4. I’m seeing a counsellor on Tuesday. I hope to see her at least. The directions she gave me for finding her were a little hazy, and as my driving abilities are only showing subtle signs of improvement, I’m beginning to wonder if between 4 and 5 on Tuesday I’ll end up doing anything more than just roaming aimlessly around the neighborhood in my little Smart car. Possibly wailing out her name. If you do see a confused, shaven (yes, I SHAVED) 18-year-old driving ’round your neighbourhood wailing “Elaine! ELAINE!”, don’t panic.
5. Unlike every holiday I’ve ever been on, I’m still jet-lagged after about 2 weeks since coming back. Two weeks. My circadian rhythms are on the fritz, and as much as I’d like to do something about it, I constantly just lay awake in bed until 2 am. Regardless of the exercise I do or the time I actually get into bed. Blurg. My eyes want to stab me. In the eye.
6. A few days ago I went to see a friend in Starbucks. I’m not a usual visitor of coffee shops; not least because big chains tend to make me a little frustrated: my overactive, analytical brain picking out all of the marketing, floorspace and sales techniques the stores utilize (I’m a ‘down with the corporations!’ kinda guy). But for the first time, I just went in and bought a coffee — a soy latte — and sat down. It was my first coffee, to boot, and it was delicious. I’m definitely going back for more. And I’m Slightly Secretly Super Glad that unlike alcohol, I would gladly drink coffee until the cows come home. Because everyone needs at least one liquid-based addiction, y’know?
7. I’ve actually started to use my phone. To make plans with friends. To go do stuff.
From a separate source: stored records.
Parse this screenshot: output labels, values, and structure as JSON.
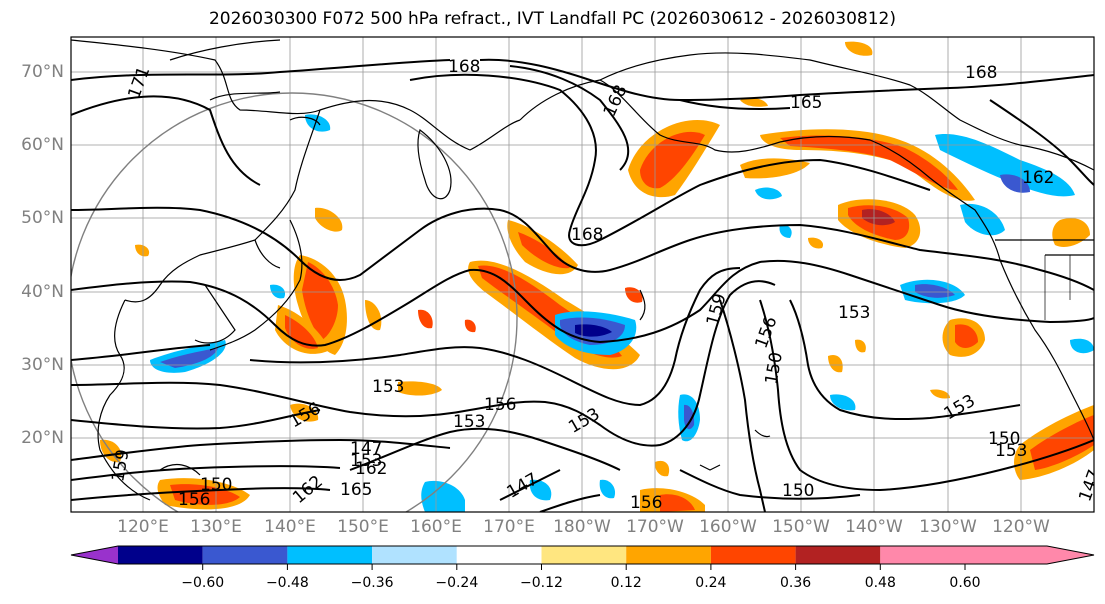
{
  "title": "2026030300 F072 500 hPa refract., IVT Landfall PC (2026030612 - 2026030812)",
  "lat_labels": [
    "70°N",
    "60°N",
    "50°N",
    "40°N",
    "30°N",
    "20°N"
  ],
  "lon_labels": [
    "120°E",
    "130°E",
    "140°E",
    "150°E",
    "160°E",
    "170°E",
    "180°W",
    "170°W",
    "160°W",
    "150°W",
    "140°W",
    "130°W",
    "120°W"
  ],
  "contour_labels": [
    "171",
    "168",
    "168",
    "168",
    "168",
    "165",
    "162",
    "159",
    "156",
    "153",
    "150",
    "156",
    "153",
    "153",
    "153",
    "156",
    "153",
    "147",
    "162",
    "147",
    "150",
    "156",
    "156",
    "150",
    "153",
    "150",
    "153",
    "147",
    "159",
    "162",
    "165"
  ],
  "colorbar": {
    "tick_labels": [
      "−0.60",
      "−0.48",
      "−0.36",
      "−0.24",
      "−0.12",
      "0.12",
      "0.24",
      "0.36",
      "0.48",
      "0.60"
    ],
    "colors": [
      "#9932cc",
      "#00008b",
      "#3a58d0",
      "#00bfff",
      "#b0e2ff",
      "#ffffff",
      "#ffe680",
      "#ffa500",
      "#ff4500",
      "#b22222",
      "#ff88aa"
    ]
  }
}
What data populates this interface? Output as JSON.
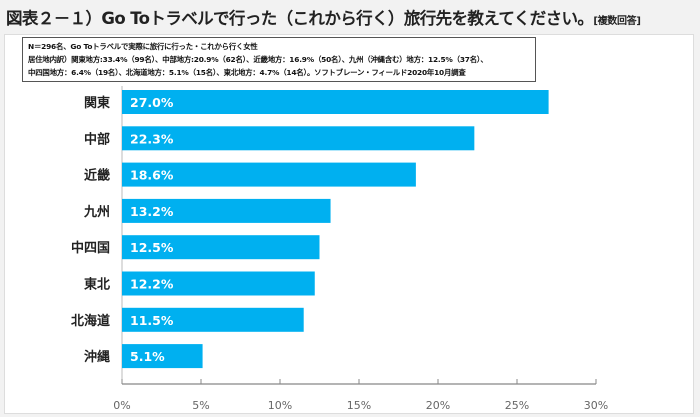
{
  "title": "図表２－１）Go Toトラベルで行った（これから行く）旅行先を教えてください。",
  "title_suffix": "[複数回答]",
  "note": [
    "N＝296名、Go Toトラベルで実際に旅行に行った・これから行く女性",
    "居住地内訳）関東地方:33.4%（99名）、中部地方:20.9%（62名）、近畿地方：16.9%（50名）、九州（沖縄含む）地方：12.5%（37名）、",
    "中四国地方：6.4%（19名）、北海道地方：5.1%（15名）、東北地方：4.7%（14名）。ソフトブレーン・フィールド2020年10月調査"
  ],
  "chart_data": {
    "type": "bar",
    "orientation": "horizontal",
    "categories": [
      "関東",
      "中部",
      "近畿",
      "九州",
      "中四国",
      "東北",
      "北海道",
      "沖縄"
    ],
    "values": [
      27.0,
      22.3,
      18.6,
      13.2,
      12.5,
      12.2,
      11.5,
      5.1
    ],
    "value_labels": [
      "27.0%",
      "22.3%",
      "18.6%",
      "13.2%",
      "12.5%",
      "12.2%",
      "11.5%",
      "5.1%"
    ],
    "xlim": [
      0,
      30
    ],
    "xticks": [
      "0%",
      "5%",
      "10%",
      "15%",
      "20%",
      "25%",
      "30%"
    ],
    "grid": false,
    "bar_color": "#00b0f0"
  }
}
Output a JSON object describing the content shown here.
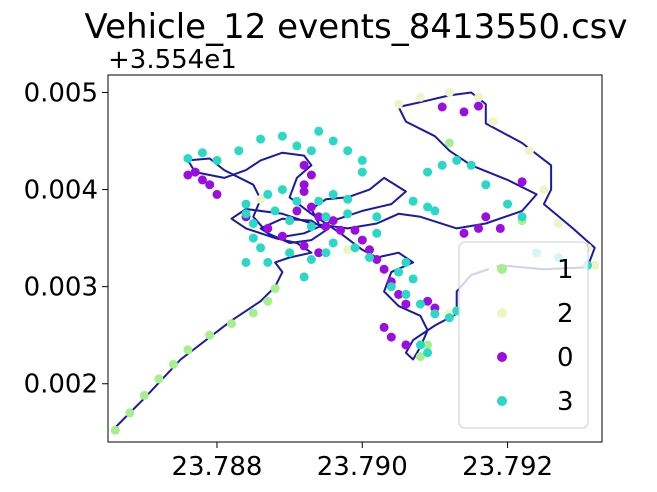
{
  "chart_data": {
    "type": "scatter",
    "title": "Vehicle_12 events_8413550.csv",
    "xlabel": "",
    "ylabel": "",
    "y_offset_label": "+3.554e1",
    "xlim": [
      23.7865,
      23.7933
    ],
    "ylim": [
      0.0014,
      0.00518
    ],
    "x_ticks": [
      23.788,
      23.79,
      23.792
    ],
    "x_tick_labels": [
      "23.788",
      "23.790",
      "23.792"
    ],
    "y_ticks": [
      0.002,
      0.003,
      0.004,
      0.005
    ],
    "y_tick_labels": [
      "0.002",
      "0.003",
      "0.004",
      "0.005"
    ],
    "grid": false,
    "legend_position": "lower-right",
    "track_color": "#1a1aa6",
    "route": [
      [
        23.7866,
        0.00155
      ],
      [
        23.787,
        0.00185
      ],
      [
        23.7875,
        0.00225
      ],
      [
        23.7882,
        0.00265
      ],
      [
        23.7886,
        0.00285
      ],
      [
        23.7888,
        0.003
      ],
      [
        23.7889,
        0.00315
      ],
      [
        23.7888,
        0.00325
      ],
      [
        23.789,
        0.0033
      ],
      [
        23.7893,
        0.00335
      ],
      [
        23.7891,
        0.00345
      ],
      [
        23.7888,
        0.0035
      ],
      [
        23.7884,
        0.0036
      ],
      [
        23.7882,
        0.0037
      ],
      [
        23.7884,
        0.0038
      ],
      [
        23.7889,
        0.00375
      ],
      [
        23.7893,
        0.00365
      ],
      [
        23.7898,
        0.0036
      ],
      [
        23.7902,
        0.00365
      ],
      [
        23.7905,
        0.00375
      ],
      [
        23.7908,
        0.00372
      ],
      [
        23.7913,
        0.0036
      ],
      [
        23.7917,
        0.00365
      ],
      [
        23.7922,
        0.00378
      ],
      [
        23.7924,
        0.00395
      ],
      [
        23.792,
        0.0041
      ],
      [
        23.7915,
        0.00425
      ],
      [
        23.7912,
        0.0044
      ],
      [
        23.791,
        0.00455
      ],
      [
        23.7906,
        0.0047
      ],
      [
        23.7905,
        0.00485
      ],
      [
        23.7908,
        0.0049
      ],
      [
        23.7912,
        0.00497
      ],
      [
        23.7915,
        0.005
      ],
      [
        23.7917,
        0.00488
      ],
      [
        23.7917,
        0.00468
      ],
      [
        23.7922,
        0.00448
      ],
      [
        23.7926,
        0.00425
      ],
      [
        23.7926,
        0.004
      ],
      [
        23.7925,
        0.00385
      ],
      [
        23.7929,
        0.0036
      ],
      [
        23.7932,
        0.0034
      ],
      [
        23.7931,
        0.0032
      ],
      [
        23.7925,
        0.00318
      ],
      [
        23.7919,
        0.00322
      ],
      [
        23.7915,
        0.00312
      ],
      [
        23.7913,
        0.00295
      ],
      [
        23.7913,
        0.00272
      ],
      [
        23.791,
        0.0026
      ],
      [
        23.7907,
        0.00245
      ],
      [
        23.7906,
        0.00232
      ],
      [
        23.7907,
        0.00225
      ],
      [
        23.7908,
        0.00238
      ],
      [
        23.7909,
        0.00255
      ],
      [
        23.7908,
        0.0027
      ],
      [
        23.7905,
        0.0028
      ],
      [
        23.7903,
        0.00295
      ],
      [
        23.7904,
        0.00315
      ],
      [
        23.7907,
        0.00325
      ],
      [
        23.7905,
        0.00335
      ],
      [
        23.7902,
        0.0033
      ],
      [
        23.79,
        0.00338
      ],
      [
        23.7897,
        0.00355
      ],
      [
        23.7893,
        0.00375
      ],
      [
        23.789,
        0.00392
      ],
      [
        23.7891,
        0.00412
      ],
      [
        23.7893,
        0.00425
      ],
      [
        23.7892,
        0.00435
      ],
      [
        23.7889,
        0.00438
      ],
      [
        23.7886,
        0.0043
      ],
      [
        23.7884,
        0.0042
      ],
      [
        23.7881,
        0.00412
      ],
      [
        23.7877,
        0.00418
      ],
      [
        23.7876,
        0.0043
      ],
      [
        23.7879,
        0.00432
      ],
      [
        23.7881,
        0.0042
      ],
      [
        23.7885,
        0.00405
      ],
      [
        23.7886,
        0.0039
      ],
      [
        23.7885,
        0.00372
      ],
      [
        23.7887,
        0.00355
      ],
      [
        23.789,
        0.00345
      ],
      [
        23.7893,
        0.00348
      ],
      [
        23.7895,
        0.00358
      ],
      [
        23.7893,
        0.00368
      ],
      [
        23.7889,
        0.0037
      ],
      [
        23.7886,
        0.0036
      ],
      [
        23.7888,
        0.0035
      ],
      [
        23.7892,
        0.00355
      ],
      [
        23.7896,
        0.00368
      ],
      [
        23.79,
        0.00378
      ],
      [
        23.7904,
        0.00385
      ],
      [
        23.7906,
        0.00398
      ],
      [
        23.7903,
        0.00412
      ],
      [
        23.7901,
        0.004
      ],
      [
        23.7898,
        0.00392
      ],
      [
        23.7895,
        0.0039
      ],
      [
        23.7893,
        0.0038
      ],
      [
        23.7894,
        0.00365
      ]
    ],
    "series": [
      {
        "name": "1",
        "color": "#a6ef8f",
        "points": [
          [
            23.7866,
            0.00152
          ],
          [
            23.7868,
            0.0017
          ],
          [
            23.787,
            0.00188
          ],
          [
            23.7872,
            0.00205
          ],
          [
            23.7874,
            0.0022
          ],
          [
            23.7876,
            0.00235
          ],
          [
            23.7879,
            0.0025
          ],
          [
            23.7882,
            0.00262
          ],
          [
            23.7885,
            0.00273
          ],
          [
            23.7887,
            0.00285
          ],
          [
            23.7888,
            0.00298
          ],
          [
            23.7908,
            0.00228
          ],
          [
            23.7909,
            0.0024
          ],
          [
            23.7912,
            0.00448
          ],
          [
            23.7922,
            0.00368
          ]
        ]
      },
      {
        "name": "2",
        "color": "#eef5c5",
        "points": [
          [
            23.7905,
            0.00488
          ],
          [
            23.7908,
            0.00495
          ],
          [
            23.7912,
            0.005
          ],
          [
            23.7916,
            0.00495
          ],
          [
            23.7918,
            0.0047
          ],
          [
            23.7923,
            0.0044
          ],
          [
            23.7925,
            0.004
          ],
          [
            23.7927,
            0.00365
          ],
          [
            23.7931,
            0.0034
          ],
          [
            23.7932,
            0.00322
          ],
          [
            23.7924,
            0.0033
          ],
          [
            23.7918,
            0.00318
          ],
          [
            23.7912,
            0.00272
          ],
          [
            23.7898,
            0.00338
          ],
          [
            23.7886,
            0.0039
          ]
        ]
      },
      {
        "name": "0",
        "color": "#9b0de0",
        "points": [
          [
            23.7876,
            0.00415
          ],
          [
            23.7877,
            0.00418
          ],
          [
            23.7879,
            0.00405
          ],
          [
            23.788,
            0.00395
          ],
          [
            23.7878,
            0.0041
          ],
          [
            23.7884,
            0.00372
          ],
          [
            23.7887,
            0.0036
          ],
          [
            23.7889,
            0.00352
          ],
          [
            23.7892,
            0.00342
          ],
          [
            23.7894,
            0.00335
          ],
          [
            23.7891,
            0.00378
          ],
          [
            23.7892,
            0.00398
          ],
          [
            23.7893,
            0.00382
          ],
          [
            23.7894,
            0.00372
          ],
          [
            23.7895,
            0.00362
          ],
          [
            23.7896,
            0.00368
          ],
          [
            23.7897,
            0.00358
          ],
          [
            23.7899,
            0.00358
          ],
          [
            23.79,
            0.00348
          ],
          [
            23.7901,
            0.00338
          ],
          [
            23.7902,
            0.00328
          ],
          [
            23.7903,
            0.00318
          ],
          [
            23.7904,
            0.00305
          ],
          [
            23.7905,
            0.00292
          ],
          [
            23.7906,
            0.00282
          ],
          [
            23.7909,
            0.00285
          ],
          [
            23.791,
            0.00278
          ],
          [
            23.7904,
            0.00248
          ],
          [
            23.7906,
            0.0024
          ],
          [
            23.7903,
            0.00258
          ],
          [
            23.7914,
            0.00355
          ],
          [
            23.7916,
            0.0036
          ],
          [
            23.7917,
            0.00372
          ],
          [
            23.7919,
            0.0036
          ],
          [
            23.7914,
            0.0048
          ],
          [
            23.7916,
            0.00486
          ],
          [
            23.7911,
            0.00485
          ],
          [
            23.7922,
            0.00408
          ],
          [
            23.7892,
            0.00425
          ],
          [
            23.7893,
            0.00415
          ],
          [
            23.7892,
            0.00405
          ]
        ]
      },
      {
        "name": "3",
        "color": "#2ad8c6",
        "points": [
          [
            23.7876,
            0.00432
          ],
          [
            23.7878,
            0.00438
          ],
          [
            23.788,
            0.0043
          ],
          [
            23.7883,
            0.0044
          ],
          [
            23.7886,
            0.00452
          ],
          [
            23.7889,
            0.00455
          ],
          [
            23.7891,
            0.00445
          ],
          [
            23.7893,
            0.0044
          ],
          [
            23.7894,
            0.0046
          ],
          [
            23.7896,
            0.0045
          ],
          [
            23.7898,
            0.0044
          ],
          [
            23.79,
            0.0043
          ],
          [
            23.79,
            0.00418
          ],
          [
            23.7884,
            0.00385
          ],
          [
            23.7884,
            0.00375
          ],
          [
            23.7885,
            0.00365
          ],
          [
            23.7885,
            0.0035
          ],
          [
            23.7886,
            0.0034
          ],
          [
            23.7884,
            0.00325
          ],
          [
            23.7887,
            0.00325
          ],
          [
            23.789,
            0.00335
          ],
          [
            23.7893,
            0.00328
          ],
          [
            23.7895,
            0.00335
          ],
          [
            23.7892,
            0.0031
          ],
          [
            23.789,
            0.00368
          ],
          [
            23.7888,
            0.00378
          ],
          [
            23.7887,
            0.00395
          ],
          [
            23.7889,
            0.004
          ],
          [
            23.7891,
            0.00388
          ],
          [
            23.7894,
            0.00388
          ],
          [
            23.7896,
            0.00395
          ],
          [
            23.7898,
            0.0039
          ],
          [
            23.7895,
            0.00372
          ],
          [
            23.7893,
            0.00362
          ],
          [
            23.7898,
            0.00375
          ],
          [
            23.7902,
            0.00372
          ],
          [
            23.7902,
            0.00355
          ],
          [
            23.7905,
            0.00315
          ],
          [
            23.7906,
            0.00325
          ],
          [
            23.7907,
            0.00308
          ],
          [
            23.7904,
            0.003
          ],
          [
            23.7906,
            0.00292
          ],
          [
            23.7908,
            0.00282
          ],
          [
            23.791,
            0.00272
          ],
          [
            23.7912,
            0.00268
          ],
          [
            23.7913,
            0.00275
          ],
          [
            23.7908,
            0.0024
          ],
          [
            23.7909,
            0.00232
          ],
          [
            23.7907,
            0.00388
          ],
          [
            23.7909,
            0.00382
          ],
          [
            23.791,
            0.00378
          ],
          [
            23.7909,
            0.00418
          ],
          [
            23.7911,
            0.00425
          ],
          [
            23.7913,
            0.0043
          ],
          [
            23.7915,
            0.00425
          ],
          [
            23.7917,
            0.00405
          ],
          [
            23.792,
            0.00385
          ],
          [
            23.7922,
            0.00372
          ],
          [
            23.7924,
            0.00335
          ],
          [
            23.7927,
            0.0033
          ],
          [
            23.7931,
            0.00322
          ],
          [
            23.7901,
            0.0033
          ],
          [
            23.7899,
            0.0034
          ],
          [
            23.7896,
            0.00345
          ]
        ]
      }
    ],
    "legend": [
      {
        "name": "1",
        "color": "#a6ef8f"
      },
      {
        "name": "2",
        "color": "#eef5c5"
      },
      {
        "name": "0",
        "color": "#9b0de0"
      },
      {
        "name": "3",
        "color": "#2ad8c6"
      }
    ]
  }
}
I’m ashamed it took me so long to figure this little nugget of blatent common sense of general socialness out, but dudes? I am actually becoming a normal person. So I bought a Blackberry Curve 9300. With a plan that gives me unlimited texts. I have never owned a particularly good phone, nor have I ever been on a phone contract. But now I do. I’m still waiting for it to be dispatched, though. Hopefully it won’t be one of those things that take several years to dispatch, because that would suck. And I’m leaving in, oh, twelve days.
8. I’m trying to learn to write again. I forgot how to, y’know, write without making it look like I’m doing some half-transcription service for all of my posts. This skill (you know, making talk-writing) would be awesome sauce if I worked in customer services or public relations, I’m sure. This skill isn’t so awesome when I’m trying to be a bit more up-market. Also? Apparently, I’m trying to make my blog a little bit more up-market. No, I didn’t get the memo either. This thing has a life of its own, dudes. A LIFE OF ITS OWN.
9. Ma homie @Brittwrit wrote a post that was dedicated to me. @Brittwrit is one of my favourite undiscovered bloggers who takes about a month to write a post, but then post and end up being CRAZY FUNNY. It took me 15 minutes of googling to get a link to her profile, so you beeshes better make the jump.
10. Patty Griffin asked me what I thought of one of her songs when I was listening to her on Grooveshark Desktop. I was feeling mopey and angsty (because I’m leaving. In twelve days. From a village I’ve lived in for my entire. life.) so quickly responded, telling her that the song, Little Fire, was soulful and reflective. Now that I’m sat here and not in a particularly mopey mood, the song sounds like most country music: grating, whiny and o-so repetitive. Except I can’t stop listening to it, because that would be mean to Patty Griffin. So I’m stuck in a completely rock-and-a-hard-place situation. I bet Patty Griffin hates me now.